At other state university systems in New England, the University of New Hampshire and University of Massachusetts have outlined processes for hiring a dean and grappling with ethical concerns around internal candidates. At UNH, an additional background and resume check is required if an internal candidate takes a new position in the university within 180 days of their original hire. The University of Massachusetts at Amherst has a policy that says when there are internal candidates for a position, the search committee must “take great care not to engage in a false search, that is, a search with a predetermined outcome. Such a search is both unethical and violates federal laws.”

While new employees of the University of Maine System are subject to background checks, internal candidates who apply for a different position within the system are not subject to a second screening to validate their credentials.


“It is not university policy to conduct additional background checks upon a promotion,” said Wooten, the spokesperson for UMA.

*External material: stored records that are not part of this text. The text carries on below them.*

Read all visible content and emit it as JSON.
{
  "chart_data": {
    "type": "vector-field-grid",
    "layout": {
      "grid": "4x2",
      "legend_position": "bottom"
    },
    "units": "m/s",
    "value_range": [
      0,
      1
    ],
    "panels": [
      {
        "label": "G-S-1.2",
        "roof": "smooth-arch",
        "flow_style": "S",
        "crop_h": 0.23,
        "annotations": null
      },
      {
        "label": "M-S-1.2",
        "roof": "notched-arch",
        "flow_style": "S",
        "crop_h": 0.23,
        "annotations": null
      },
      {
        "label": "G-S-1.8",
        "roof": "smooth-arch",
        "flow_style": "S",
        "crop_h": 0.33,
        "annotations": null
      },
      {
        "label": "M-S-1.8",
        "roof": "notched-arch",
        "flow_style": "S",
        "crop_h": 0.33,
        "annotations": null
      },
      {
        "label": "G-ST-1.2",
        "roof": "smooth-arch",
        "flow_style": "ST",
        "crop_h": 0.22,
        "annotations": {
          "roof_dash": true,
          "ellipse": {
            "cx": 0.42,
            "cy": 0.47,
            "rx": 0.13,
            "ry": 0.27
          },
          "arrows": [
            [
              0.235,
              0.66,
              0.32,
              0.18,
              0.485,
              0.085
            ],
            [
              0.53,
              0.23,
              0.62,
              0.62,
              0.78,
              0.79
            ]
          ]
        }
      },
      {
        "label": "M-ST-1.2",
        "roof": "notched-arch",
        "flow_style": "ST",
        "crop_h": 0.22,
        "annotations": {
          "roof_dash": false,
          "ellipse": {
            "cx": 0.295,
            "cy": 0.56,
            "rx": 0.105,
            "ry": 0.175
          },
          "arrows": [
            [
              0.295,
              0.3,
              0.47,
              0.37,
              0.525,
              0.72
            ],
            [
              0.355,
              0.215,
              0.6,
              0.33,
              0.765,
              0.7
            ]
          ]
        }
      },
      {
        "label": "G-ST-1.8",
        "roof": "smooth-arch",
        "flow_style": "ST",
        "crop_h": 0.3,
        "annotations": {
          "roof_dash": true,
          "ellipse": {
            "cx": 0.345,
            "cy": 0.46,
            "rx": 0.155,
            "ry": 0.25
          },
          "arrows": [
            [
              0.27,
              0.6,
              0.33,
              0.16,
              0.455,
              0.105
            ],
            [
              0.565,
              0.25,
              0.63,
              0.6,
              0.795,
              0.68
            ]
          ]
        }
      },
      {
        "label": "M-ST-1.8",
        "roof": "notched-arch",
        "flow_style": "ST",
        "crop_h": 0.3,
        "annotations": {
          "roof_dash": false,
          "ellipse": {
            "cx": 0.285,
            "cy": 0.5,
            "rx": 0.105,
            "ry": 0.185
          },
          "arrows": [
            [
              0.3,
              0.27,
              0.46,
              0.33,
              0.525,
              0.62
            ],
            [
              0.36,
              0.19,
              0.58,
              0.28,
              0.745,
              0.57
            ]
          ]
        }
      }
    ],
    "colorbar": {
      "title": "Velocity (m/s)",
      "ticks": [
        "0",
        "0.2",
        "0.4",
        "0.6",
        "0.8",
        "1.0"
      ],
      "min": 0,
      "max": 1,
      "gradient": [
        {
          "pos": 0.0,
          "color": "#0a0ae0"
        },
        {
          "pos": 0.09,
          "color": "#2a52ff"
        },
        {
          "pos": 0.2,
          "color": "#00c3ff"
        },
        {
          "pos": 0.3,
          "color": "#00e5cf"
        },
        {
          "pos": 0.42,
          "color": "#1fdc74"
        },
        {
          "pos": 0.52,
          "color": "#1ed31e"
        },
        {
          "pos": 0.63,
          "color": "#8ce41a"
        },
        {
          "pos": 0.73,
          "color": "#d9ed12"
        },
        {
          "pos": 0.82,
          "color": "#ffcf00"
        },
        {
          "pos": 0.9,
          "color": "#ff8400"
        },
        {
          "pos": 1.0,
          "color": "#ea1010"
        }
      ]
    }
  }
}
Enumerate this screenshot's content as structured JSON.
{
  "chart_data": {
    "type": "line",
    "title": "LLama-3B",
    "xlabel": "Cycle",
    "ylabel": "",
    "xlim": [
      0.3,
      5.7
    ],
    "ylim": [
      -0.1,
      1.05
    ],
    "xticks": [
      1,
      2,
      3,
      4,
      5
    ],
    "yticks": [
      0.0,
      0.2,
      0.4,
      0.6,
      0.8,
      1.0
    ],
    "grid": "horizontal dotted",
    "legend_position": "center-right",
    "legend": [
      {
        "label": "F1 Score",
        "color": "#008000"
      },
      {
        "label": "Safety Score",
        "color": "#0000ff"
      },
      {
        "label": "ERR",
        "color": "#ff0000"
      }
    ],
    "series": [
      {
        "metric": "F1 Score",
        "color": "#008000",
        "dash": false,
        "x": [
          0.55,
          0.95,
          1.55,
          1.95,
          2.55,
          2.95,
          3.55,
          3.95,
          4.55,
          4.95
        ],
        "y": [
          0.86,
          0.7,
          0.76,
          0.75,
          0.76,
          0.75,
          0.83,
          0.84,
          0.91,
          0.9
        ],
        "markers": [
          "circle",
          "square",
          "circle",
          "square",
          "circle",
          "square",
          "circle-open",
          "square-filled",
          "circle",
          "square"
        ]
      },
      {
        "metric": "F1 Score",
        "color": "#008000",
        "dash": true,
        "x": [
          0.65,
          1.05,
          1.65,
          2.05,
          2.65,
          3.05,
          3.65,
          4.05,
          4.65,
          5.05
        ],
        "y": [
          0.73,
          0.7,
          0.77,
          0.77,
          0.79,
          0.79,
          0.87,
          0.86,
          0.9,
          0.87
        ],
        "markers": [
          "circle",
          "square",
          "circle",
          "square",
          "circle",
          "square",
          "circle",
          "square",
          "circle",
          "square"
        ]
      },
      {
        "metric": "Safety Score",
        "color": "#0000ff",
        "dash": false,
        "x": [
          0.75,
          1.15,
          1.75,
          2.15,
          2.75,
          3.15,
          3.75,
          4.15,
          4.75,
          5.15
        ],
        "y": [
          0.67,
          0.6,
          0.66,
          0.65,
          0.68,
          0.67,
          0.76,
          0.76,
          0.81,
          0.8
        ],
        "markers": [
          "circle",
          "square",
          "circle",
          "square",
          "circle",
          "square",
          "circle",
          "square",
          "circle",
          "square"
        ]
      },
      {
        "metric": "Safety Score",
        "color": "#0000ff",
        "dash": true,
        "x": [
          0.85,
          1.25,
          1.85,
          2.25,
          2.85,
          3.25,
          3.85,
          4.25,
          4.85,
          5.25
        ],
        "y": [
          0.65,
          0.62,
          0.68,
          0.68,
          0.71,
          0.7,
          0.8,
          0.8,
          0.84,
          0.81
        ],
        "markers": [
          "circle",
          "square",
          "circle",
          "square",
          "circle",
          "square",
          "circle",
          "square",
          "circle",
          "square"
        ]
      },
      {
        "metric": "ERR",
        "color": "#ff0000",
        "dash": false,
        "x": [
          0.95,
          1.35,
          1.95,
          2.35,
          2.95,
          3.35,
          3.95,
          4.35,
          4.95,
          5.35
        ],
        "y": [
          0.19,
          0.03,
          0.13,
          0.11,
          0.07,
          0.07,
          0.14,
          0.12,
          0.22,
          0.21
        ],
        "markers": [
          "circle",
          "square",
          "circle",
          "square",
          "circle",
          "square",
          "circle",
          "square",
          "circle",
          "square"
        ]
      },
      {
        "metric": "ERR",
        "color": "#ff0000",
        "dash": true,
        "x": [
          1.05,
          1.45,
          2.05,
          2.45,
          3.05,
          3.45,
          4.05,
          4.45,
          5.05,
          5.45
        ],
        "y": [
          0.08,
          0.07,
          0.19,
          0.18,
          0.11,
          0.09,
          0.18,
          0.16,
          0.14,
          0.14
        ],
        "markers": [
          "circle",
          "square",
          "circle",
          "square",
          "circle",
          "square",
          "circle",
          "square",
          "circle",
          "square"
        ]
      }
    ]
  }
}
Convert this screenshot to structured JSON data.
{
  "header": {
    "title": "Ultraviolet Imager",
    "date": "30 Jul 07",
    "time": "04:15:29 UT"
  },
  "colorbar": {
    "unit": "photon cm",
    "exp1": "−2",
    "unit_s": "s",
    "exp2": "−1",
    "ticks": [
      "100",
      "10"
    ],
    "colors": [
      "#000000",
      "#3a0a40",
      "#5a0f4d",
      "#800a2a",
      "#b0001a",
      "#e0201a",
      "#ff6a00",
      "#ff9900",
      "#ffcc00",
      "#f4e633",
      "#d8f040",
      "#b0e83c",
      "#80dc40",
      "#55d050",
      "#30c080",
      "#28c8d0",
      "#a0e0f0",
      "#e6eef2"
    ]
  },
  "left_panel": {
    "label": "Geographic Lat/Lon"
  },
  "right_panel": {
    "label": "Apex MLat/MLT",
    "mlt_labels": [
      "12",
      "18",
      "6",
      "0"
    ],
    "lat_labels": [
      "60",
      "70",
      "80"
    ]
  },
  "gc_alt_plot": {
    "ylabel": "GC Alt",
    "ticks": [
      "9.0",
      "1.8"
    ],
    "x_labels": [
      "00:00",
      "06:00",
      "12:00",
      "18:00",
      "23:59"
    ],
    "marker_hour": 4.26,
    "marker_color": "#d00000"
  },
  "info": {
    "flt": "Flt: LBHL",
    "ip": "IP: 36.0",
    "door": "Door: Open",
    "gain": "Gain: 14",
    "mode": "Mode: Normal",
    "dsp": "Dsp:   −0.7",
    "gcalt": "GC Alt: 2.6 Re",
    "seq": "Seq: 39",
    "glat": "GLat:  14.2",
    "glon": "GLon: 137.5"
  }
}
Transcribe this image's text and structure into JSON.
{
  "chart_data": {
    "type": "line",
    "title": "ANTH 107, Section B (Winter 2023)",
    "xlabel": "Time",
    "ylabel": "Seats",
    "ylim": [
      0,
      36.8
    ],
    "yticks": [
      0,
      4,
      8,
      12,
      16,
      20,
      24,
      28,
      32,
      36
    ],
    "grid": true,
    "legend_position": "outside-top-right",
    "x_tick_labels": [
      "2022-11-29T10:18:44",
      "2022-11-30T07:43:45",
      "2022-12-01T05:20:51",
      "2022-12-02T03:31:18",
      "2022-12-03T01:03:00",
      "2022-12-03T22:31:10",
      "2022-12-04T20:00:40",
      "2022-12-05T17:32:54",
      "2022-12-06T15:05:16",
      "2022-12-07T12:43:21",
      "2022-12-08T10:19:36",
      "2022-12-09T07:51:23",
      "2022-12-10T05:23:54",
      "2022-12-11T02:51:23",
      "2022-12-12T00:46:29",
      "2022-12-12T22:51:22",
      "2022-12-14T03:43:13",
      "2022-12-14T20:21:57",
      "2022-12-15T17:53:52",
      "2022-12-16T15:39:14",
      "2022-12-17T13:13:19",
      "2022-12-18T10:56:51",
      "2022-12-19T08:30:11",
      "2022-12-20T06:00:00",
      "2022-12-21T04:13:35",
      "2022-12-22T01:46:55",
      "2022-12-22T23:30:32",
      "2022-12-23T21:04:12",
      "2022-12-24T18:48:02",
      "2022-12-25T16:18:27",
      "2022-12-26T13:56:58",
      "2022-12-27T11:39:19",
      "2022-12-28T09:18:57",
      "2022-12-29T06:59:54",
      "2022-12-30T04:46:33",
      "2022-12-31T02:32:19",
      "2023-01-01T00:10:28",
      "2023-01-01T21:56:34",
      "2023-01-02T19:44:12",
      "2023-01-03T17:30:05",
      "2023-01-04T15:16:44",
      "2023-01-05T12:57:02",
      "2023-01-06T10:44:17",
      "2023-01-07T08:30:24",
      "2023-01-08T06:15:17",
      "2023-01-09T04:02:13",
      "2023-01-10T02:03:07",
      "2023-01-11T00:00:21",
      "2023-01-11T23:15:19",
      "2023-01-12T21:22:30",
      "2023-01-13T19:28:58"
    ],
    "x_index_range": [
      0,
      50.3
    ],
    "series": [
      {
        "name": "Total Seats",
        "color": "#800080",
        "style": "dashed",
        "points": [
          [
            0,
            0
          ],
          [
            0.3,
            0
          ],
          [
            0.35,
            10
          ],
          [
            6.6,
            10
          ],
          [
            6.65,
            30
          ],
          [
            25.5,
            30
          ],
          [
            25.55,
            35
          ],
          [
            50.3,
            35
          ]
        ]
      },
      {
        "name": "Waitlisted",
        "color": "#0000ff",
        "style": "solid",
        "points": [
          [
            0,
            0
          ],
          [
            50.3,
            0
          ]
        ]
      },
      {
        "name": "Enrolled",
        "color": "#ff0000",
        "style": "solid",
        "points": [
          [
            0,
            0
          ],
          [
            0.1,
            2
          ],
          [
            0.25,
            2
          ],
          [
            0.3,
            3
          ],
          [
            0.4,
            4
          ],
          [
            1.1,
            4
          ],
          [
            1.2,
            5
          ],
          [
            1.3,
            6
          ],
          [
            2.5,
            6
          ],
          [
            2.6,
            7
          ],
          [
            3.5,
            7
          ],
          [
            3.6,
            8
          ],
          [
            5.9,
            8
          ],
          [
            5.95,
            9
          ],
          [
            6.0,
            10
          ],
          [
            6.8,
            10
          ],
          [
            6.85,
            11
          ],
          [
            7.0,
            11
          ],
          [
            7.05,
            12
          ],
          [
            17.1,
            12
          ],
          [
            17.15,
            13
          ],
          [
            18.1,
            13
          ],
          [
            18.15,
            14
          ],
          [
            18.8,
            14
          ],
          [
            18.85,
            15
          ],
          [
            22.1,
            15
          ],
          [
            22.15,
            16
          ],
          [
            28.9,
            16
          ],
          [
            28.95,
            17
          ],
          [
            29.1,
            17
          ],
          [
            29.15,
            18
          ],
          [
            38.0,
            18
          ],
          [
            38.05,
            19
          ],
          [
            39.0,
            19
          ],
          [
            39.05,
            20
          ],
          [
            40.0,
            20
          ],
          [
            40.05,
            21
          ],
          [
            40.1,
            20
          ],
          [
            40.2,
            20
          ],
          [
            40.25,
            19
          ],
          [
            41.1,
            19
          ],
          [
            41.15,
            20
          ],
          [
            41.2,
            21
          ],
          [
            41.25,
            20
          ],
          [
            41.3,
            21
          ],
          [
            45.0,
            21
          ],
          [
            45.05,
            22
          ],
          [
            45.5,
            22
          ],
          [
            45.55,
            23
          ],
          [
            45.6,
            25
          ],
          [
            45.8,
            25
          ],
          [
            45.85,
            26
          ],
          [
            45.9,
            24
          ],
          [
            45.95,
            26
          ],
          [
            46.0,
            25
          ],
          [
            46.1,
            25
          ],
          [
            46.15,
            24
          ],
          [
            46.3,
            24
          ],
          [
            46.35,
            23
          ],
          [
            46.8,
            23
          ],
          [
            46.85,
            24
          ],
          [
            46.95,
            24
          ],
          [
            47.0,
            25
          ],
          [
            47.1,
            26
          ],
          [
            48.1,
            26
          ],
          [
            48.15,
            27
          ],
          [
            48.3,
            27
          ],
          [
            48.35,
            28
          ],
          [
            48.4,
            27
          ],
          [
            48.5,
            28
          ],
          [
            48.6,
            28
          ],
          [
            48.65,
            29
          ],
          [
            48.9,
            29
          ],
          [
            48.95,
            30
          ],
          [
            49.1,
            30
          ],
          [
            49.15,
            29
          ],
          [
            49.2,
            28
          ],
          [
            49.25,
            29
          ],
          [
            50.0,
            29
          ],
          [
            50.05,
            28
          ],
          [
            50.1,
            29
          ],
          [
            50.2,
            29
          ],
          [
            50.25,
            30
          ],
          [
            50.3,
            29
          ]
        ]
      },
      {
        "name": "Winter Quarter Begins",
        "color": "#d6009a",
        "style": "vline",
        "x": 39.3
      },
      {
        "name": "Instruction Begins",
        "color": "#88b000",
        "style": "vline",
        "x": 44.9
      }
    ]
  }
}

The role of dean of students at UMA is a high-level position that falls under the president, the vice president of academic affairs and the provost, and works closely with student services. The position oversees student conduct, such as Title IX complaints and resolves student complaints. The dean of students also oversees athletics, student life and housing.

Davis is one of four deans at UMA — the other three are the dean of academic services and the College of Professional Studies, dean of the Bangor campus and dean of the College of Arts and Sciences. 

UMA is the third-largest university in the UMaine system and enrolls around 4,500 students. Nearly 70% of students are online learners, whereas 30% attend the Augusta, Bangor and other UMA centers across the state.

Davis is stationed at the Bangor campus, where 7% of in-person UMA students attend, according to 2021 data.



A bill going through the state Legislature this session, L.D. 897, would require the university system to update its hiring practices, by eliminating non-disclosure agreements, applying all hiring policies equally to all positions and adding an independent review system. 

UMaine System officials called the bill a “gross overstep of the legislature.” 

The bill’s sponsor, Rep. Benjamin Collings, D-Portland, introduced the bill in 2021 before the UMA president search. It died after a legislative committee split on whether to support it, with a majority recommending its passage and the full Legislature later voting it down. Collings said he was told by system officials they would review its hiring policies and he said he reintroduced the bill this year to keep them to their word.

Samantha Warren, the director of government and community relations for the UMaine system, spoke on behalf of board of trustees Chair Tish Riley on March 15, in opposition to the bill. 

Quoting a statement from Riley, Warren said the trustees are “reviewing our personnel policies — including those pertaining to hiring and promotion — and assure they adequately provide fair, transparent and effective processes that include accountability and oversight.”

The final report will be presented at the trustees’ July meeting, a spokesperson said. 

“We think this bill ought not to pass,” Warren testified. “We think it’s a gross overstep of the legislature getting involved in the hiring and personnel policies of the university. (It’s) certainly not doing that for the community colleges, for Maine Maritime or any other state agency, but again, we are committed to providing that to you, because … the desire for more transparency and ensuring that things are consistent, the board shares.” 

Both Collings and a source close to the UMA dean of students search said they understand some parts of the search has to be private due to “personnel issues,” but Collings said it should be explained why a portion of the search is private, if that is the case. 

“It would be better off to say the University System will create concrete policies of operations on how to conduct searches that are fair, unbiased and without conflict of interest,” the source said. “That would hold water because personnel matters are confidential.”